Anthologies Focus On Baby Boomer Women

Christine Dolen Miami Herald

“I Am Becoming the Woman I’ve Wanted” By Sandra Haldeman Martz (Papier-Mache Press).

Sandra Haldeman Martz has a voice and manner that make you want to share secrets with her. Thousands of poets, photographers and short story writers have, and now more than a million readers do, too.

Not bad for a woman who entered the business world with a 10th-grade education, but not surprising either. Because Martz, who turned 50 last September and who laughingly acknowledges that her earliest role models were Loretta Young and Donna Reed, has kept moving from safe and traditional choices toward risk and reward.

Martz is not a writer, but her most successful books - “When I Am an Old Woman I Shall Wear Purple,” “If I Had My Life to Live Over I Would Pick More Daisies” and the newest, “I Am Becoming the Woman I’ve Wanted” have sold close to 2 million copies.

Her niche? Anthologies targeted mostly toward aging female baby boomers. Although the people who contribute stories, poems and photographs to Martz’s books live all around, most of the work has a California sensibility. Her publisher, Papier-Mache Press, seems to be to literature as Windham Hill is to music: pleasant, soft-edged - New Age.

Published in October, “I Am Becoming the Woman I’ve Wanted” is headed for its fourth printing, which will bring copies to 200,000. “Daisies” focused on women’s choices and has sold about half a million copies. “Purple,” her 1987 anthology about aging, jumped from an initial printing of 9,000 to more than 1.2 million sold.

So what is so appealing about these books?

“The topics are those that are really important to women,” Martz said by phone from California. “They give us strength, inspiration and courage to deal with our lives.

“Women are hungry to see their experience validated and acknowledged. These books say, ‘I don’t have to look 18, or hide so I don’t offend you by looking that way.”’

The mix of subjects in “Woman” runs from childbirth to death, from anorexia to fat pride, from PMS to menopause. The photographs represent myriad types, including an ethereal blond girl and an ample African-American nude.

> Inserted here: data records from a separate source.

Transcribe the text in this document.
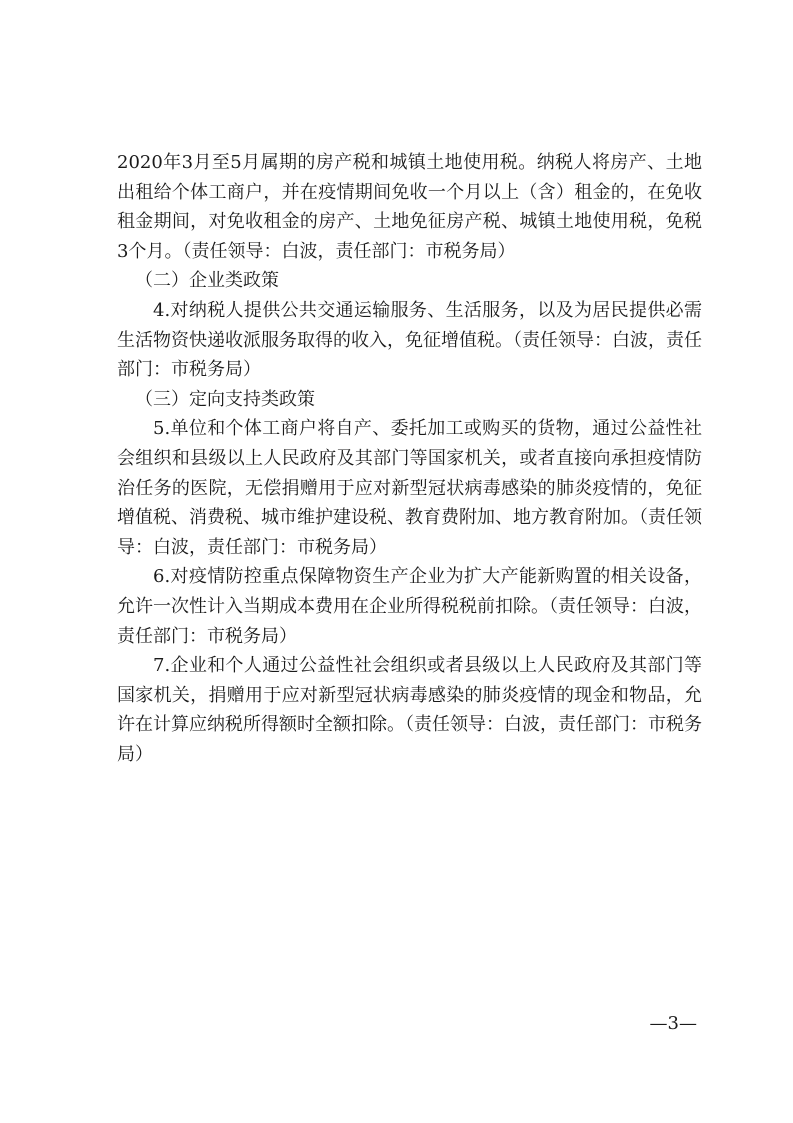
2020年3月至5月属期的房产税和城镇土地使用税。纳税人将房产、土地出租给个体工商户，并在疫情期间免收一个月以上（含）租金的，在免收租金期间，对免收租金的房产、土地免征房产税、城镇土地使用税，免税3个月。（责任领导：白波，责任部门：市税务局）

（二）企业类政策

4.对纳税人提供公共交通运输服务、生活服务，以及为居民提供必需生活物资快递收派服务取得的收入，免征增值税。（责任领导：白波，责任部门：市税务局）

（三）定向支持类政策

5.单位和个体工商户将自产、委托加工或购买的货物，通过公益性社会组织和县级以上人民政府及其部门等国家机关，或者直接向承担疫情防治任务的医院，无偿捐赠用于应对新型冠状病毒感染的肺炎疫情的，免征增值税、消费税、城市维护建设税、教育费附加、地方教育附加。（责任领导：白波，责任部门：市税务局）

6.对疫情防控重点保障物资生产企业为扩大产能新购置的相关设备，允许一次性计入当期成本费用在企业所得税税前扣除。（责任领导：白波，责任部门：市税务局）

7.企业和个人通过公益性社会组织或者县级以上人民政府及其部门等国家机关，捐赠用于应对新型冠状病毒感染的肺炎疫情的现金和物品，允许在计算应纳税所得额时全额扣除。（责任领导：白波，责任部门：市税务局）

—3—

“Women that I meet at book signings tell me that the work has inspired them to keep a journal or meet with a writers’ group,” Martz says. “Some have said that there is a particular aspect of a book that helps them get through a difficult time, such as the loss of a mother.”

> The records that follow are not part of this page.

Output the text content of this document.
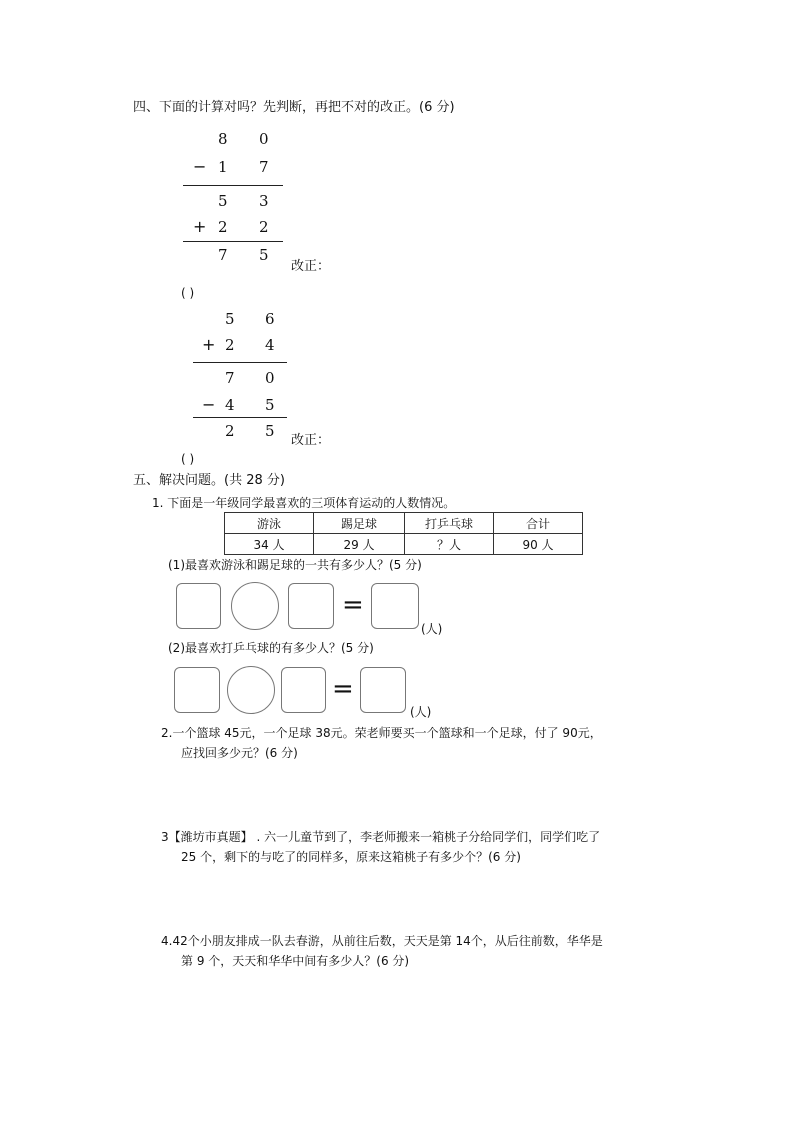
四、下面的计算对吗？先判断，再把不对的改正。(6 分)
8 0
− 1 7
5 3
+ 2 2
7 5
改正：
( )
5 6
+ 2 4
7 0
− 4 5
2 5
改正：
( )
五、解决问题。(共 28 分)
1. 下面是一年级同学最喜欢的三项体育运动的人数情况。
游泳	踢足球	打乒乓球	合计
34 人	29 人	？人	90 人
(1)最喜欢游泳和踢足球的一共有多少人？(5 分)
=
(人)
(2)最喜欢打乒乓球的有多少人？(5 分)
=
(人)
2.一个篮球 45元，一个足球 38元。荣老师要买一个篮球和一个足球，付了 90元，
应找回多少元？(6 分)
3【潍坊市真题】 . 六一儿童节到了，李老师搬来一箱桃子分给同学们，同学们吃了
25 个，剩下的与吃了的同样多，原来这箱桃子有多少个？(6 分)
4.42个小朋友排成一队去春游，从前往后数，天天是第 14个，从后往前数，华华是
第 9 个，天天和华华中间有多少人？(6 分)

Martz, working now on an anthology about the aging of women and men, was a wife at 17 and mother of two boys by 19. Divorced young, she raised her sons while building a management career and earning an MBA. It wasn’t enough. She chucked a career in the high-stress aerospace industry of Los Angeles to move north to rural Watsonville, running up $40,000 to $50,000 in debt to start Papier-Mache Press.

“I wanted to do something I felt better about, to contribute to society.”

Today, Martz heads a 17-person staff that includes her new husband, Daniel Martz Haldeman and one son. Has she become the woman she’s wanted?

Martz laughs. “I feel very comfortable with myself, with the gray in my hair, the roll around my middle. But being a business owner, I worked 14 hours yesterday and the day before. As I get older I’m more concerned about making space for more introspective and creative things.”